When satellite images of contemporary metropolises started to be accessible to architects and urbanists, a quite radical shock emerged. Modern history has for long time pushed forward the idea that the higher you could view a city/landscape, the most you could know about it. This “zenital myth” went into crises through satellite view because urbanscapes appeared as bizzare and unrecognizable objects. (At least) the Western conception of the city as a bounded entity with a clear division between the countryside and “nature” appeared as a complete non-sense looking from above. This epistemological shock has been one of the factors that led to the crisis of urban planning writ large.

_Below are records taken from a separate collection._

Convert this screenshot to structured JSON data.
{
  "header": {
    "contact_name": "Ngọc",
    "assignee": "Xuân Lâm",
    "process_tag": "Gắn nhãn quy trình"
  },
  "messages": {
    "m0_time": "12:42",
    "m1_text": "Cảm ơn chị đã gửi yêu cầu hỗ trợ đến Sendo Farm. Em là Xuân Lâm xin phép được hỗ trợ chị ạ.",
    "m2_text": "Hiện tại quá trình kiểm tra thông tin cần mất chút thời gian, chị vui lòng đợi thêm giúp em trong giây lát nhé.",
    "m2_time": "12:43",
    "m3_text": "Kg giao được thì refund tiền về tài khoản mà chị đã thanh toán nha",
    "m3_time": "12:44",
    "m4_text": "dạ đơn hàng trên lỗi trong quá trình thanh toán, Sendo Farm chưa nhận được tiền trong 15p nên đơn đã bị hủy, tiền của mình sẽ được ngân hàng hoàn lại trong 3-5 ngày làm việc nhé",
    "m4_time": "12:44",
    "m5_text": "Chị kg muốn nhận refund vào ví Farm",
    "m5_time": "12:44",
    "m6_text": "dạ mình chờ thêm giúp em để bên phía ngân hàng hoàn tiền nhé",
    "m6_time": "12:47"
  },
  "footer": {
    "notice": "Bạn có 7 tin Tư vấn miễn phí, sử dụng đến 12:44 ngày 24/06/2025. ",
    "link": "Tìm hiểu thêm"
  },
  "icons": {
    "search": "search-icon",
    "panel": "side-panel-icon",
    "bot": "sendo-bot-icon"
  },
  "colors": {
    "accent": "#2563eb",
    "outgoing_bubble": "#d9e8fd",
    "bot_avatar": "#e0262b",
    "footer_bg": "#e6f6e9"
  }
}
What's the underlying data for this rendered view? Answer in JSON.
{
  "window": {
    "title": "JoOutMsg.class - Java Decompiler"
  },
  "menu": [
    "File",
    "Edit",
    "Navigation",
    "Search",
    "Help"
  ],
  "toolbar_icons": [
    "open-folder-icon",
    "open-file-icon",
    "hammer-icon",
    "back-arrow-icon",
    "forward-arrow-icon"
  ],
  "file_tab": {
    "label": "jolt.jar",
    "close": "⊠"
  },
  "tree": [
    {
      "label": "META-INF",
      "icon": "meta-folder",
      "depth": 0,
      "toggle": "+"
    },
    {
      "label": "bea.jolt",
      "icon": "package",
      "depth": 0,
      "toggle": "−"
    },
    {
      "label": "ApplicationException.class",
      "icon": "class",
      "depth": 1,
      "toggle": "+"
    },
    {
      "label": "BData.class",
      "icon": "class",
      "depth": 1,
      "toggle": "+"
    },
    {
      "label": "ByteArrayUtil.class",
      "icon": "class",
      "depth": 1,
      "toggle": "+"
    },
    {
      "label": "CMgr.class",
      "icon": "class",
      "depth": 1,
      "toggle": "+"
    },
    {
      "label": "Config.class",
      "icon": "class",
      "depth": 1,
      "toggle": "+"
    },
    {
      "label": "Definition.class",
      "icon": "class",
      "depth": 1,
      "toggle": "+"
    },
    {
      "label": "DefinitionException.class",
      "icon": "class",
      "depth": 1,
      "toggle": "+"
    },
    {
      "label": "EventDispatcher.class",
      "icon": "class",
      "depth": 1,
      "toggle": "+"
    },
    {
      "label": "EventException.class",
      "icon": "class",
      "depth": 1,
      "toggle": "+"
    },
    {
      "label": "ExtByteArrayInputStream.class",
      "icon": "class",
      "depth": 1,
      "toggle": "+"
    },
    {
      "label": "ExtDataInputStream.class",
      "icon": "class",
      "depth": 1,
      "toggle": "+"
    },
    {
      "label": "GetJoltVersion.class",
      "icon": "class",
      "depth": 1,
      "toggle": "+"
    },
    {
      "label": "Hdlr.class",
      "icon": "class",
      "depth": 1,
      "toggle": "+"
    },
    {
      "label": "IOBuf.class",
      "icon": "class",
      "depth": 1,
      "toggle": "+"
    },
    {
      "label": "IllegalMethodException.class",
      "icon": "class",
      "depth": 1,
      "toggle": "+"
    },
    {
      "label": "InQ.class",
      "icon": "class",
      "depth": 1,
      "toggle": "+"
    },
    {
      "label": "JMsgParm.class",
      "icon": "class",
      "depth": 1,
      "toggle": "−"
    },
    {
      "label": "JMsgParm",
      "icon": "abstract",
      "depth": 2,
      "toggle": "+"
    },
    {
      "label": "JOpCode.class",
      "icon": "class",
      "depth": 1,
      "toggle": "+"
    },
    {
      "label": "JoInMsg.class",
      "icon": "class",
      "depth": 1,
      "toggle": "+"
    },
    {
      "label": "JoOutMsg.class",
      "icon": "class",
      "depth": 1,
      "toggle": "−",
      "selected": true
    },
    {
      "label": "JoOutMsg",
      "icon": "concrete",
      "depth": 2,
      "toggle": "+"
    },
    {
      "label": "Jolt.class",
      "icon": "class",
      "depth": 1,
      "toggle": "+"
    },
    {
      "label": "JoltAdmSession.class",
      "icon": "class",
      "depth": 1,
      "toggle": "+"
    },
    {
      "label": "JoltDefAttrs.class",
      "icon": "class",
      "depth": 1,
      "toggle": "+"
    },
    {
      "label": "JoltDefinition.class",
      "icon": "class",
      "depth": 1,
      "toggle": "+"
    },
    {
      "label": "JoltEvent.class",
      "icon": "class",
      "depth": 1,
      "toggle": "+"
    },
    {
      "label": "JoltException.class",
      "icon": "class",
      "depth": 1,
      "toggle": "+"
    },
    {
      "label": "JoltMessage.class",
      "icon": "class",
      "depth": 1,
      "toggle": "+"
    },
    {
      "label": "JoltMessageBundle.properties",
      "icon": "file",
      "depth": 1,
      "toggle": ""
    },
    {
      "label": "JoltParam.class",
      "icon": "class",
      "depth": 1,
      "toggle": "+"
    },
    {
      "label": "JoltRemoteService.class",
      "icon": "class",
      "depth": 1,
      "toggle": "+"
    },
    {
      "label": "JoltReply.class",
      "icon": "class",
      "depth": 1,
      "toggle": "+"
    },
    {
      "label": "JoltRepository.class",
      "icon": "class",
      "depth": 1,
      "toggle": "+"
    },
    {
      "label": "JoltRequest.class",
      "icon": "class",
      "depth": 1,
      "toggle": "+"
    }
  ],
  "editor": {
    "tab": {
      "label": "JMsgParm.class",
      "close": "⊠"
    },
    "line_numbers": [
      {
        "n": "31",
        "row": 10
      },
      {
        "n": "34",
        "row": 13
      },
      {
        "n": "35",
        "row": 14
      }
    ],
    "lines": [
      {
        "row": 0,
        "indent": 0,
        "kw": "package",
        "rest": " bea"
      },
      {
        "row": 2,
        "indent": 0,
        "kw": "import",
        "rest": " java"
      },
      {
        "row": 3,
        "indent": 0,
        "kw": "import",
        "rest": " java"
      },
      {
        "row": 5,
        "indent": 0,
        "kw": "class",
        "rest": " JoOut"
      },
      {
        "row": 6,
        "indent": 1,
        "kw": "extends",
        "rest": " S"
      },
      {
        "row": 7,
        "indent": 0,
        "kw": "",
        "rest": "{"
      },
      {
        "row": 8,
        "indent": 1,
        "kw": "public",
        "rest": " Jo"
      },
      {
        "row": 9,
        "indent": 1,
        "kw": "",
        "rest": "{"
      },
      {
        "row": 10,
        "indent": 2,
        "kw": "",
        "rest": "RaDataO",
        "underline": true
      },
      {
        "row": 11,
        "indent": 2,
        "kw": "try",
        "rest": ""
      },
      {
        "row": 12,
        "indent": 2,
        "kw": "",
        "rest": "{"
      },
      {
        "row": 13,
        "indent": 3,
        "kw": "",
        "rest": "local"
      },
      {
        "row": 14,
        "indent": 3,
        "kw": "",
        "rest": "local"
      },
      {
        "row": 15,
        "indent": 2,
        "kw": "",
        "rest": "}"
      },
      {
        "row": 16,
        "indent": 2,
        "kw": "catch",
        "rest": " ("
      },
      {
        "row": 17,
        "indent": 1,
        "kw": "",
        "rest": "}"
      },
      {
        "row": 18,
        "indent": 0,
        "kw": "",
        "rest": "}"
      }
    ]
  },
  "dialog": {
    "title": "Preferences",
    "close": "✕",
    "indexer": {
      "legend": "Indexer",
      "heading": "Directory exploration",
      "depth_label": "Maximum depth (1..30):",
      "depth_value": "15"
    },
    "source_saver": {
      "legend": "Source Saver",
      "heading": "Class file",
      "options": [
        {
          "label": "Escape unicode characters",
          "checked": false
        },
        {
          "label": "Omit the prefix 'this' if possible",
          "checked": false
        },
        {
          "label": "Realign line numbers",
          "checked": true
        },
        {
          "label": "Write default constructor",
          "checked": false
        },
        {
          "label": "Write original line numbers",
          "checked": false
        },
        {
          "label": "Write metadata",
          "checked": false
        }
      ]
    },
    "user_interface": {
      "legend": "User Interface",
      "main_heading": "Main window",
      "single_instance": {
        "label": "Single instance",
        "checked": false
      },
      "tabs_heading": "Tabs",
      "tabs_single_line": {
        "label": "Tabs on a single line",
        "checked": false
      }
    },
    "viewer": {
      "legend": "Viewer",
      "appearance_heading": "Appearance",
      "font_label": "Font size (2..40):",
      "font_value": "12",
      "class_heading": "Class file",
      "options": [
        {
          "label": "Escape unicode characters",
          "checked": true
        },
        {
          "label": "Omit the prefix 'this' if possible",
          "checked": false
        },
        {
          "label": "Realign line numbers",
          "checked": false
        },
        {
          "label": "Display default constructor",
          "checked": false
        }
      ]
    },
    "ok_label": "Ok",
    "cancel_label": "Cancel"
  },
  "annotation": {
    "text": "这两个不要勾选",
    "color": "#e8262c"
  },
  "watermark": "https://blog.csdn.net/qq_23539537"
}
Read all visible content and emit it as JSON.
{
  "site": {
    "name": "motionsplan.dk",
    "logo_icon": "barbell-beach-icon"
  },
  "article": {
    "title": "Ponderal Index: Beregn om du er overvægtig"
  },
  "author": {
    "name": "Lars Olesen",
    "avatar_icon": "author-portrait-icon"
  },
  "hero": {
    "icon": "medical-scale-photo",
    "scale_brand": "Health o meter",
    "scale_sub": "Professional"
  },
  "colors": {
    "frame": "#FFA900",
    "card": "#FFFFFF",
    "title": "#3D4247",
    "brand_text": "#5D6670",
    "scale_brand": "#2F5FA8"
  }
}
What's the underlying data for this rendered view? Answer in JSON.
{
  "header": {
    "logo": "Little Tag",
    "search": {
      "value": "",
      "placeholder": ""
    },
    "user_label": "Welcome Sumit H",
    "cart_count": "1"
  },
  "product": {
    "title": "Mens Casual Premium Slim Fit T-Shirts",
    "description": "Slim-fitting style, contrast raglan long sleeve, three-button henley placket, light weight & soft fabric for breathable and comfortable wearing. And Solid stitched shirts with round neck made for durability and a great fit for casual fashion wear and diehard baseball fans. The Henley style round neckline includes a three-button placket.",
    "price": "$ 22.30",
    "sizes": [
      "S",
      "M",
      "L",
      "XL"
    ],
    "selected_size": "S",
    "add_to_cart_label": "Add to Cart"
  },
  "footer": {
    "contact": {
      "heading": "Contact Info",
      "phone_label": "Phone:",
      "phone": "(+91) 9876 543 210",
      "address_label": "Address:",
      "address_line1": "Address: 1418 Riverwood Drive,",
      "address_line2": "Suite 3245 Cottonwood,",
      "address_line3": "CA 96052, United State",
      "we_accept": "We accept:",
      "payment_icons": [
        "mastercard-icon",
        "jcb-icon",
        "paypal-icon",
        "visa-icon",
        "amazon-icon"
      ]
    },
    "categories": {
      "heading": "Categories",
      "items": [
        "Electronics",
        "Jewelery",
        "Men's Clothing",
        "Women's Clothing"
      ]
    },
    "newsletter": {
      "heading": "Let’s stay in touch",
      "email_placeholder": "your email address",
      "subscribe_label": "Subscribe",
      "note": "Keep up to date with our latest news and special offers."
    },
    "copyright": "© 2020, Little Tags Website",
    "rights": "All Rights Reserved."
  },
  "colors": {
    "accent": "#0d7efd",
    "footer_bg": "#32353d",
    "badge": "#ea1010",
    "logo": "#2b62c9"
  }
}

However, in the last decade, a new urban actor is emerging with new potentials and capabilities of planning in (not only) Western metropolises: Amazon. Amazon urbanism is characterized by a profound knowledge on territories due to big-data management and the disseminated logistical infrastructures of the company, interconnecting huge facilities with the last mile logistics. In the last few years, with a radical acceleration thanks to the Covid pandemic, Amazon is progressively colonizing “air” a new strategic frontier for its operations.

Jeff Bezos, the Amazon founder, is a crucial player with Blue Origin in the “new Space race”. However, perhaps less known, Amazon operations are also increasingly focused on the sub- orbital aerial level. Amazon sees air as an infrastructure, the smoother one for an endless circulation. Therefore, Amazon is developing an urban intelligence aiming at creating a sort of “urban automation from above”, through an imaginary populated by multi-level drone fulfillment centers, flying warehouse facilities, delivery via drones “highways”.